Em menos de 90 minutos, o documentário busca resgatar memórias dos personagens que aparecem mas também do cineasta. A solidão acaba sendo uma testemunha ocular desse ‘Paraíso’ que remete ao título, aparece quando estão sozinhos, ou em memórias nos depoimentos, mesmo isso sendo feito sem muita profundidade, entre uma canção e outra a mensagem chega em nossos corações. O bom humor e a descontração navegam no contraponto da constatação do estar sozinho.
A História de um Silva
A música como sentido para a sociedade. Hino de uma cidade, hino da periferia, um subtexto que é compatível com a realidade que enfrentava. Dirigido por Marcelo Gularte, A História de um Silva é a história de um brasileiro, trabalhador, grande herói de sua mãe e família, que possui grande paixão pelo futebol, inclusive quase foi atleta profissional que tocava a MPB dos anos dourados nos barzinhos pela cidade até que descobriu um gênero musical que estava dando os primeiros passos. MC Bob Rum, cria da Comunidade João XXIII em Santa Cruz Foi Office Boy, trabalhou muito tempo na Telerj, de Recepcionista, viu sua vida mudar do dia para a noite quando seu destino cruzou com os primórdios do Funk.
Os lados bons e ruins da fama acabaram deixando exatamente nos extremos esses momentos em sua vida. Se encaminhou para o alcoolismo, para as drogas em seguida, quando sua carreira de alguma forma estagnou ou até mesmo declinou. Mas ele, com a ajuda da forte família, conseguiu dar a volta por cima, se formando em administração inclusive e compondo música que foi até tema de novela. A História de um Silva é um recorte de mais um batalhador brasileiro que conseguiu vencer de maneira honesta com sua arte.
Antes que Me Esqueçam, Meu Nome É Edy Star
A vida é uma vela acesa, morreu, apagou. Como resgatar as memórias de um artista tão profundo em sua arte? Cantor, ator, pintor, se dedicava as artes como poucos, Edy Star foi quase uma lenda entre as décadas de 60 e 80, sempre muito à frente de seu tempo. Dirigido por Fernando Morais, Antes que Me Esqueçam, Meu Nome É Edy Star conta a incrível trajetória do Pós tropicalista e grande contador de história Edy Star, inclusive, a amizade com Caetano Veloso desde Santo Amaro, Zeca Baleiro com gravações atuais no estúdio, com o maluco beleza Raul Seixas desde o álbum Sociedade da Grã-Ordem Kavernista, até mesmo com Gilberto Gil onde ganhou uma música e foi co-compositor da canção Procissão.
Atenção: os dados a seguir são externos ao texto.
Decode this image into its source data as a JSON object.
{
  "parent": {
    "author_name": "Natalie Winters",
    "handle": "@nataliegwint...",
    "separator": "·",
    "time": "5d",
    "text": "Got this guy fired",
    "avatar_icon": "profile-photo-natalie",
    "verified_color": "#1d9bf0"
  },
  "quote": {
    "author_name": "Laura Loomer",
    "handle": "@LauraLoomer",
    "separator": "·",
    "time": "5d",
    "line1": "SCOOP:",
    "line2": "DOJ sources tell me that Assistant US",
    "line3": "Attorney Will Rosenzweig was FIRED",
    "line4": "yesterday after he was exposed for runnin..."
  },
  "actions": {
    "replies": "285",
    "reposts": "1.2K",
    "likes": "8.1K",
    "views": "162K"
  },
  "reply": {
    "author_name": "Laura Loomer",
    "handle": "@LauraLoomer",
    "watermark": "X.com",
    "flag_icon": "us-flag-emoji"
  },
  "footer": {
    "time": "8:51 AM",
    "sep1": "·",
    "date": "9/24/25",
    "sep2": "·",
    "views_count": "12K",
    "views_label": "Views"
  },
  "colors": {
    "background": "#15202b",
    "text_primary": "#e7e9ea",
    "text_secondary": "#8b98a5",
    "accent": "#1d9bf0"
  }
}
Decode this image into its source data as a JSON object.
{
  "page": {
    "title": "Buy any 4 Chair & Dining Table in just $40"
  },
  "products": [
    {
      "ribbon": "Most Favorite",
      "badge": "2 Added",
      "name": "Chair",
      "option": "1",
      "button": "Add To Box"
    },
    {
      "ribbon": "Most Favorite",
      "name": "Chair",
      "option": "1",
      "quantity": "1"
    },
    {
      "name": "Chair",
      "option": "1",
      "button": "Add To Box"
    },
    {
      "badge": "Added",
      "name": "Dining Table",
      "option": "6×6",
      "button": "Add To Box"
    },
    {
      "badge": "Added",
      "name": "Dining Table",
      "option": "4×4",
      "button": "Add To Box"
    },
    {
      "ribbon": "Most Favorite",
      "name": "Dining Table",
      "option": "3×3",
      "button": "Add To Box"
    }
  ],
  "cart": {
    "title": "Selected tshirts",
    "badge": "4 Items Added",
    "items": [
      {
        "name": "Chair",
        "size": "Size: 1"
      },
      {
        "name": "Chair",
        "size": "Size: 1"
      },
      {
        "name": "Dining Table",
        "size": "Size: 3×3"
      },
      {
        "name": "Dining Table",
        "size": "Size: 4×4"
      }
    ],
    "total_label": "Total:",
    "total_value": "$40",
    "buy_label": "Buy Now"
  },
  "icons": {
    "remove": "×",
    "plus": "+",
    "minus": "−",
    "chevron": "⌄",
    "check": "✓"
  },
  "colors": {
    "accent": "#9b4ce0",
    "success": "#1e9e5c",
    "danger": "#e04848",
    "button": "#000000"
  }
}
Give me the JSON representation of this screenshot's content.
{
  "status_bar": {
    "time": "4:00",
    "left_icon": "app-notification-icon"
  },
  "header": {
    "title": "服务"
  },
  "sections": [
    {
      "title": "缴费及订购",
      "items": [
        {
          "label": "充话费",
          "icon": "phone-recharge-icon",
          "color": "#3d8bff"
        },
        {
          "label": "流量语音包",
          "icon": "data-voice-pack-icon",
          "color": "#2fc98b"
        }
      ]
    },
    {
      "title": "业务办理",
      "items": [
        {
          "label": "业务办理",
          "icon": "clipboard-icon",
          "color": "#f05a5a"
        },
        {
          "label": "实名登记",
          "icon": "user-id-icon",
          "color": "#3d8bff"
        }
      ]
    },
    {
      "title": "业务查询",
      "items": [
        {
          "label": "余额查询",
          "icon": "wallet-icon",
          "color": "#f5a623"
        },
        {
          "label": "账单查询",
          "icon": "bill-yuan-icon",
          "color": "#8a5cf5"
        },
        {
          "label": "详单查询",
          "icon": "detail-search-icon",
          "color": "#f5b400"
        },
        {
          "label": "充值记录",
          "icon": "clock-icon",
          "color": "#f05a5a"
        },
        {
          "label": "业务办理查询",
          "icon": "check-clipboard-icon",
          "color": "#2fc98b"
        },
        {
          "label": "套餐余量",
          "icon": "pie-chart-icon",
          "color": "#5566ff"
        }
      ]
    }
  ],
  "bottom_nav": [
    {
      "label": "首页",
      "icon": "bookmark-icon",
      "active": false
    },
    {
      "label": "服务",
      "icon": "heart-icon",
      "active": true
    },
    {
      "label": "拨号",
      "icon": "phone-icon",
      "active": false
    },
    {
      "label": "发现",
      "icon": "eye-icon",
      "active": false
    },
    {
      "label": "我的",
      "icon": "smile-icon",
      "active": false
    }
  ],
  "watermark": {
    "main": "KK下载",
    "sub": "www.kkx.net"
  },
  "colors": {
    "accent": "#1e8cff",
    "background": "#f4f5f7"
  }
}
Edy marcou época dentro do universo das performances, em shows undergrounds que ganhavam sucesso pelo boca a boca saindo da Praça Mauá até os milionários da zona sul.
Antes que Me Esqueçam, Meu Nome É Edy Star é divertido e surpreendente, conhecemos essa figuraça, que cantava muito e levava multidões a seus shows mas que para o grande público nunca foi conhecido. Mas após assistirmos a esse, agora sabemos! Antes dos Dzi Croquettes, Ney Matogrosso, Secos e Molhados, existia Edy Star.
O Sal da Terra
Cada um molda sua forma de ver o mundo de acordo com tudo que já viveu. O documentário que abriu o Festival do RJ do ano de 2014, é uma junção entre cinema e fotografia, algo único para todos os amantes de qualquer arte. O Sal da Terra, título maravilhoso diga-se de passagem, conta a história de um brasileiro com um olhar único sobre o mundo que estudou e vive. Dirigido por Juliano Salgado (filho do protagonista) e pelo genial cineasta Wim Wenders, o documentário ganhou milhares de fãs mundo à fora e definitivamente trouxe à luz o nome do espetacular ser humano que é Sebastião Salgado.
O Sal da Terra tudo mais é que a história do mundo por um brasileiro que conheceu o mundo. Cada depoimento tem um clima de emoção que transporta para as cadeiras dos sortudos que puderem conferir esse trabalho no cinema. Emocionante também é a narração e depoimento de Wim Wenders, que muitas vezes se rende em falas emocionadas ao grande protagonista desse seu novo filme. Na conclusão, podemos cravar com toda nossa emoção que viver é descobrir pessoas, afinal: as pessoas são o sal da terra! Bravo!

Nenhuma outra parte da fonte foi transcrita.